Lake Chippewa, aka the Chippewa Flowage, was created in 1923, by flooding a large swamp. Soon after that, many of the peat bogs started rising to the surface and became perfect growing spots for plant seeds carried by wind and wild birds. As the years passed, plants from grasses to trees began to grow and their roots actually caused these floating bogs to grow. Today, they vary from the size of a parking space to several acres, with the largest of them, the so-called “Forty Acre Bog” on the west side of the lake featuring mature trees. Almost every year, dozens of local boat owners team up to push it away from a bridge connecting the East and West sides of the lake.

Photo: AirFox Photography

“It’s almost every year. It takes a community effort and you have to have the winds at your back in order to push them in,” one local man told Northern News Now.

According to the Chippewa Flowage website, the lake’s unique floating islands start out as mud flats risen from the swamp at the bottom, but as time goes by, vegetation starts to grow, and the oldest islands even have trees that act as sails when the wind blows, moving the entire floating mass around the lake.

Photo: John Buvala

“It’s one of the first things you look for when you come in here in the morning: Where’s the bog?” local man Denny Reyes said.
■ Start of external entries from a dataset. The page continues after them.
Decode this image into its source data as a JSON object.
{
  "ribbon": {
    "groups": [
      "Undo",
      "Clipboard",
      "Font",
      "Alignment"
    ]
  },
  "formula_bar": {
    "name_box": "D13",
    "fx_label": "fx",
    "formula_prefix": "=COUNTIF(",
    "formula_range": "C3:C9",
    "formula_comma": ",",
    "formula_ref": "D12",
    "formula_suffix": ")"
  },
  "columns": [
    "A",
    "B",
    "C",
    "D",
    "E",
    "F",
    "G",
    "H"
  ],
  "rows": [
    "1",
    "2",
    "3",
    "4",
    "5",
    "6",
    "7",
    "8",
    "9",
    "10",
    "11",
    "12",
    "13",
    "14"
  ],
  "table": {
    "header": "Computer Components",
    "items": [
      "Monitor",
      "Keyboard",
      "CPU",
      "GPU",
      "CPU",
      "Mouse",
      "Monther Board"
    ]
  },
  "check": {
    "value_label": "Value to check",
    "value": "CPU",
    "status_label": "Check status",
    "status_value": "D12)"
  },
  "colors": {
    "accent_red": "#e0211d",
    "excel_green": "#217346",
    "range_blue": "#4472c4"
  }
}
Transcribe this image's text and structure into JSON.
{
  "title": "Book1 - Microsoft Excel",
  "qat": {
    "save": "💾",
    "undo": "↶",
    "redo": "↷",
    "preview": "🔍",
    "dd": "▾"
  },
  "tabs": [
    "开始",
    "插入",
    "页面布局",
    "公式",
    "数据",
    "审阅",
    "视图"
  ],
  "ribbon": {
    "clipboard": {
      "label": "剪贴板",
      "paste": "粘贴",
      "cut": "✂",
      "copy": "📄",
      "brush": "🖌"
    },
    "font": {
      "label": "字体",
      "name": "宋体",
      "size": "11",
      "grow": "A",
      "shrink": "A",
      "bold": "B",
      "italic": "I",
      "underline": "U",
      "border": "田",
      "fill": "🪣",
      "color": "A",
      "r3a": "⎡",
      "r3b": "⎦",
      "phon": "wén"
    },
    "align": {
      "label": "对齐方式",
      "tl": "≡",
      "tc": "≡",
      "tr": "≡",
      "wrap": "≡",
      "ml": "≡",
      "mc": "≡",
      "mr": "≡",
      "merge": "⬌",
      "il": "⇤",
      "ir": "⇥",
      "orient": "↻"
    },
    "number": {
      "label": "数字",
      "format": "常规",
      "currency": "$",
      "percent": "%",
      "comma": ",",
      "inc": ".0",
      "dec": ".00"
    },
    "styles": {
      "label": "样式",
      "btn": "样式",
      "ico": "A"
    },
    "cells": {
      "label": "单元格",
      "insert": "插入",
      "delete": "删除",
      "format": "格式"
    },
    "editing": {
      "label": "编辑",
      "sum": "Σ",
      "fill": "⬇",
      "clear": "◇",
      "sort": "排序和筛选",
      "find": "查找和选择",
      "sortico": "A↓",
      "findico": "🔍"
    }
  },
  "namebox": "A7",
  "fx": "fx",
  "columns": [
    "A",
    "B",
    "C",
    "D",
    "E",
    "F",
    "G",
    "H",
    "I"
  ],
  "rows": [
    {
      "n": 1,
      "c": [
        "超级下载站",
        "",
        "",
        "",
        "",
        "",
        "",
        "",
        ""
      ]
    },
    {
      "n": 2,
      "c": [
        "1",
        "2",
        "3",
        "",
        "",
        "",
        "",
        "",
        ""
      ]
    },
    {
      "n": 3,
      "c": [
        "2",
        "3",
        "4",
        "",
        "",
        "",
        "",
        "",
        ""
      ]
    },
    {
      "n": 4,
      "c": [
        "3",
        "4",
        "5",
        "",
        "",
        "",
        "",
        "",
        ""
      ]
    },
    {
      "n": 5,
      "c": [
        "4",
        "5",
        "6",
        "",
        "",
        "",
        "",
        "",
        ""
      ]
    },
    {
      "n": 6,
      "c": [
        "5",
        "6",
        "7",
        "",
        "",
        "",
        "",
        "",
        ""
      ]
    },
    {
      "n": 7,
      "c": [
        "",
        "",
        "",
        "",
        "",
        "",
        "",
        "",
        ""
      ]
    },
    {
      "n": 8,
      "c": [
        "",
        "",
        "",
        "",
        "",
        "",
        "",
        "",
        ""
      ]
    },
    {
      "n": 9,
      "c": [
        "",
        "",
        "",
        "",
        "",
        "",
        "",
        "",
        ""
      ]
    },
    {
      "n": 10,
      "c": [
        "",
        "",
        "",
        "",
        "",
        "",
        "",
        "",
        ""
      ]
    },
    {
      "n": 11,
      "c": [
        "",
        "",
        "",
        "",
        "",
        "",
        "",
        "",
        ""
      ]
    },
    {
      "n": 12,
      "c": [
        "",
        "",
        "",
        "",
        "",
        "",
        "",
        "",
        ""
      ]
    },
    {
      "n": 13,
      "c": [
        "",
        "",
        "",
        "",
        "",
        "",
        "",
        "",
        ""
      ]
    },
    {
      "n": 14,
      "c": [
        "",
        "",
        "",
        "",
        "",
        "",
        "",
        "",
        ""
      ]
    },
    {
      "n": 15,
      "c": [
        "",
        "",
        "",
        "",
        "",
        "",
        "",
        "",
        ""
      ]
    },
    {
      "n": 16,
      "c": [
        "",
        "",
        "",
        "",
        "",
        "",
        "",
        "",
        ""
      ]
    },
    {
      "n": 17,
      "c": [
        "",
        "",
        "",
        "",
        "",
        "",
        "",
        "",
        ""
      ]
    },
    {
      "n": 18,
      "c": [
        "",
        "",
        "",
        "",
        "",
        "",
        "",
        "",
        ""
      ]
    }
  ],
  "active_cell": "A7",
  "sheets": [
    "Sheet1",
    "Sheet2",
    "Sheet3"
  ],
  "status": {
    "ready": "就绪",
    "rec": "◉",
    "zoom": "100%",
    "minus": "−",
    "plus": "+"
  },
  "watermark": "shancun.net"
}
The decades-old floating island doesn’t move around all the time, but when it does, it can cause headaches for the locals by blocking an important bridge which happens to be the only passage between the East and West sides of the lake. When that happens, the only way to move it is by boat. And not just one big boat, but dozens of them working in unison, with the wind at their back. Last year, 25 boats were used to push the floating island away from the bridge.

 

When we move it, we gotta get it kind of in the right spot, or it can be back in in a couple of days, local homeowner Greg Kopke said.

Because floating islands like the Forty Acre Bog are a habitat for various animal species, they are protected by law and cannot be broken apart.